Chaque paragraphe parle des humains, à la première personne (nous) ou à la troisième personne (ceux) – en lien avec Création (paragraphes I et II), avec le Souffle (paragraphe III) et avec Dieu (paragraphe IV). On remarque une structure [a-b-a’] aux v. 18-25, qui se superpose aux paragraphes I et II, où la caractérisation de Création est insérée dans celle de nous[6].

1.1 Quelques problèmes du texte : indéterminations, contrastes, contradictions

Il est toujours intéressant d’observer les points de tension, voire les incohérences d’un discours.

On repère en Rm 8 de nombreuses indéterminations (voir aussi Hunt, Horrell et Southgate 2008, 557-560). La première n’est pas la moindre : l’ellipse narrative des v. 20-21. En quoi consiste la vanité ? (Y a-t-il référence ici à Qohélet ?) En quoi consiste l’esclavage de la corruption qui lui semble lié ? Qui donc a soumis Création à la vanité ? L’hypothèse la plus probable demeure Dieu, à cause de la mention de l’espérance dans la suite de l’énoncé. Pourtant, on a aussi évoqué Adam[7], Satan et, pourquoi pas, l’Empire romain[8]. Comme on le voit, l’indétermination conduit à poser la question : à quelle trame narrative fait-on allusion ? Plusieurs commentateurs ont recours à un réflexe intertextuel ou intratextuel pour combler le vide narratif :

  • Gn 3,17-19 : la malédiction du sol, opérée par Dieu à la suite de la désobéissance d’Adam et Ève — ou plutôt, constatée par lui[9] (Byrne 1996, 256-258 ; Wolter 2014, 510-511) ;

  • Rm 1,18-32 : Rm 8 constitue une sorte d’anti-Rm 1, puisque la vanité et la corruptibilité qui marquaient le corps des humains qui refusaient de glorifier Dieu (selon Rm 1)… seront remplacées par la gloire, l’éclat même de Dieu[10] (selon Rm 8 ; voir Gignac 2014, 317-318 ; Hunt, Horrell et Southgate 2008, 559, 562-563).

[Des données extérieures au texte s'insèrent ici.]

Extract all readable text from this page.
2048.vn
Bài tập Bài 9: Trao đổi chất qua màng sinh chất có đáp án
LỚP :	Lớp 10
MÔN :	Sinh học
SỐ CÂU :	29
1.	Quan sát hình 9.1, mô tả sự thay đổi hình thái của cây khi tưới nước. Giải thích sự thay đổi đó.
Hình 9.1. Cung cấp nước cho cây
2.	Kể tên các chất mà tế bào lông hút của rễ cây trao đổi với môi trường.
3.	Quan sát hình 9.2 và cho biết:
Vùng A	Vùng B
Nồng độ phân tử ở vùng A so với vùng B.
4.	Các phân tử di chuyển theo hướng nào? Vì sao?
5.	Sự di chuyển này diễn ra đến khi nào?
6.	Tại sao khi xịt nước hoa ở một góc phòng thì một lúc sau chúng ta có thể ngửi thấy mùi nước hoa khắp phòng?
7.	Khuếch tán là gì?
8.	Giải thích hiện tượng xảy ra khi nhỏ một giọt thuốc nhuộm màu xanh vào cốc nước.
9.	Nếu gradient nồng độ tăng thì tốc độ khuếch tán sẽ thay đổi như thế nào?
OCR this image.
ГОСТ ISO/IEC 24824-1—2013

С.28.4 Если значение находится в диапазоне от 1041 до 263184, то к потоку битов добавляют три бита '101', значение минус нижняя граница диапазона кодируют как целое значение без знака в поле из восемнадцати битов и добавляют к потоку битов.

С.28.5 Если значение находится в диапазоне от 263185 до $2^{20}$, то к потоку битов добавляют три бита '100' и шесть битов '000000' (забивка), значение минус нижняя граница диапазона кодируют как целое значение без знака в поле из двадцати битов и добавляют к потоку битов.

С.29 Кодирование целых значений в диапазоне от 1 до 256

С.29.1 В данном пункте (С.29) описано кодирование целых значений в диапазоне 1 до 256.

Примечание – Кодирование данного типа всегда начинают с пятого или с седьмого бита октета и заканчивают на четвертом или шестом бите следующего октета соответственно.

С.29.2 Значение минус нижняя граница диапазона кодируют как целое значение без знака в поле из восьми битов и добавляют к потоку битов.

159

Autre indétermination, un peu plus loin, au v. 27 : qui est celui qui scrute les coeurs ? Et que dire de l’accumulation des passifs qui ne nomment pas l’agent des actions subies par Création ou par nous (et qu’on relie souvent à Dieu, un peu trop rapidement, sous l’appellation « passifs divins[11] »)… On le constate, la principale indétermination, dans le triangle relationnel « Humains – Création – Dieu » est le pôle divin. Le texte balbutie et hésite à nommer Dieu… Pourquoi cette réticence[12] ?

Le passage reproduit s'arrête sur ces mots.